It turned out that the VDD switch off speed plays some important role. On our VME board, we have a linear regulator, then a 4.7 uF capacitor, then the DRS4 chip (DVDD and AVDD). When switching off the VME power, it takes quite some time to discharge the 4.7 uF capacitor, since the DRS4 chip goes into a high impedance mode if VDD < ~1V. This gives following VDD trace:

no_res.png 

Rising edge is power on, falling edge is power off. Note the horizontal time scale of 2 s/div. So to get below 0.3 V or so, it takes up to 30 seconds. If the power is switched back on when AVDD is above 0.3V, the DRS4 chip can get into a weird state, where probably many domino waves are started and the chip draws an enormous amount of current. Typically the linear regulator limits the current, so the 2.5V drops to ~1.5V, and the board is not working. If people are aware of this and always wait >30sec. before turning the power on again, this is fine, but people might forget.

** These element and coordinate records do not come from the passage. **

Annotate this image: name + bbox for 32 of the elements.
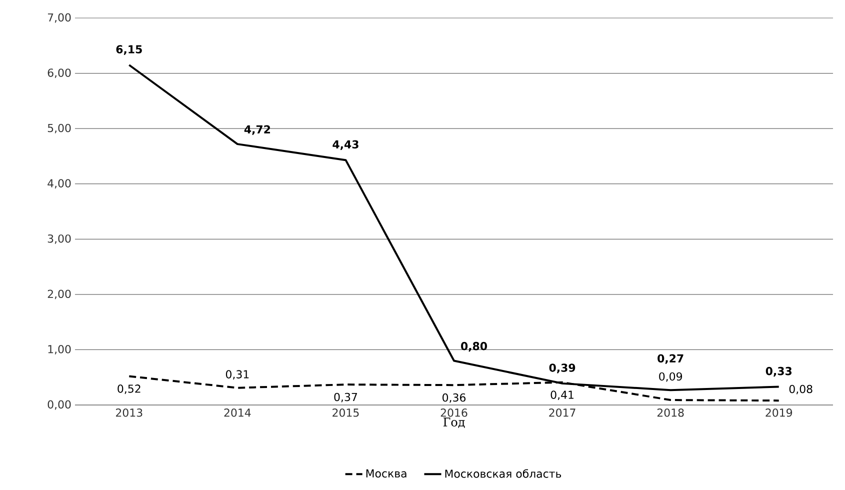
x-tick-label: 2018 (657, 408, 684, 417)
y-tick-label: 1,00 (48, 345, 71, 354)
data-label: 0,36 (442, 393, 466, 403)
x-tick-label: 2013 (116, 408, 142, 417)
data-label: 0,31 (226, 370, 249, 380)
x-tick-label: 2014 (224, 408, 251, 417)
data-label: 0,27 (658, 354, 684, 364)
data-label: 0,39 (549, 364, 576, 374)
y-tick-label: 2,00 (48, 290, 71, 300)
data-label: 6,15 (116, 45, 142, 55)
x-tick-label: 2015 (332, 408, 359, 417)
y-tick-label: 7,00 (48, 13, 71, 23)
data-label: 0,09 (659, 372, 682, 382)
data-label: 0,08 (789, 384, 812, 394)
data-label: 0,37 (334, 392, 357, 402)
y-tick-label: 0,00 (48, 400, 71, 410)
data-label: 0,80 (461, 342, 487, 352)
data-label: 0,33 (766, 366, 792, 377)
legend-label: Московская область (445, 469, 562, 478)
x-tick-label: 2019 (766, 408, 792, 417)
x-tick-label: 2016 (440, 408, 468, 417)
x-axis-title: Год (443, 418, 465, 428)
y-tick-label: 5,00 (48, 124, 71, 134)
data-label: 0,52 (118, 384, 140, 394)
y-tick-label: 6,00 (48, 68, 71, 78)
legend-label: Москва (366, 469, 406, 478)
data-label: 4,72 (244, 125, 270, 135)
y-tick-label: 3,00 (48, 234, 71, 244)
data-label: 0,41 (550, 390, 574, 400)
x-tick-label: 2017 (549, 408, 576, 417)
data-label: 4,43 (332, 140, 358, 150)
y-tick-label: 4,00 (48, 179, 71, 189)
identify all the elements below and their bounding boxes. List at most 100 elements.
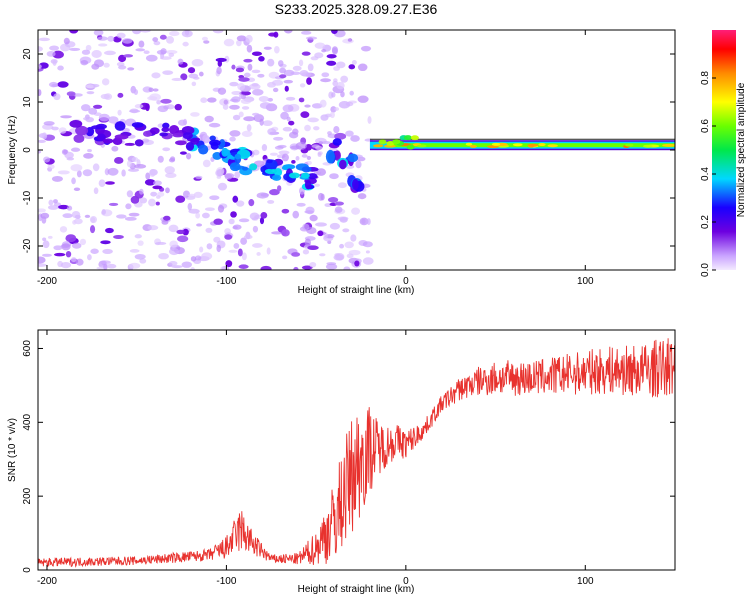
noise-blob [154, 241, 167, 245]
noise-blob [38, 63, 42, 70]
noise-blob [304, 104, 311, 108]
noise-blob [92, 104, 103, 109]
noise-blob [301, 72, 312, 77]
noise-blob [139, 197, 148, 204]
noise-blob [188, 193, 196, 198]
noise-blob [280, 111, 289, 120]
noise-blob [273, 31, 279, 38]
noise-blob [240, 98, 252, 105]
snr-series-line [38, 338, 675, 568]
band-hotspot [386, 140, 395, 146]
ridge-blob [134, 139, 144, 147]
noise-blob [229, 130, 241, 137]
ridge-blob [172, 132, 184, 138]
noise-blob [301, 154, 308, 158]
noise-blob [159, 34, 167, 40]
ridge-blob [185, 141, 195, 151]
noise-blob [317, 152, 322, 157]
spectrogram-xtick-label: 100 [577, 276, 594, 287]
noise-blob [38, 263, 47, 267]
noise-blob [359, 217, 369, 226]
noise-blob [201, 36, 208, 41]
noise-blob [362, 257, 374, 265]
noise-blob [208, 122, 221, 128]
noise-blob [161, 219, 169, 225]
noise-blob [97, 36, 108, 41]
noise-blob [180, 73, 188, 81]
noise-blob [228, 218, 235, 225]
noise-blob [284, 85, 289, 92]
noise-blob [248, 83, 261, 90]
noise-blob [66, 91, 76, 97]
noise-blob [148, 198, 156, 207]
ridge-blob [301, 166, 312, 173]
noise-blob [147, 96, 158, 101]
noise-blob [314, 183, 320, 187]
noise-blob [187, 67, 196, 74]
noise-blob [168, 247, 180, 256]
noise-blob [171, 265, 183, 269]
noise-blob [188, 208, 200, 214]
noise-blob [196, 223, 203, 227]
noise-blob [367, 116, 372, 124]
noise-blob [49, 45, 60, 51]
noise-blob [60, 261, 72, 269]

So the solution is to put a resistor (typically 100 Ohm to 1 kOhm) parallel to the 4.7 uF capacitor in order to have some resistive current load of a few mA. The discharge then looks like this:

100ohm.png

Note the horizontal scale of 10ms/div. So after 30 ms AVDD is discharged and powering on the chip again does not do any harm. The same should be done to DVDD.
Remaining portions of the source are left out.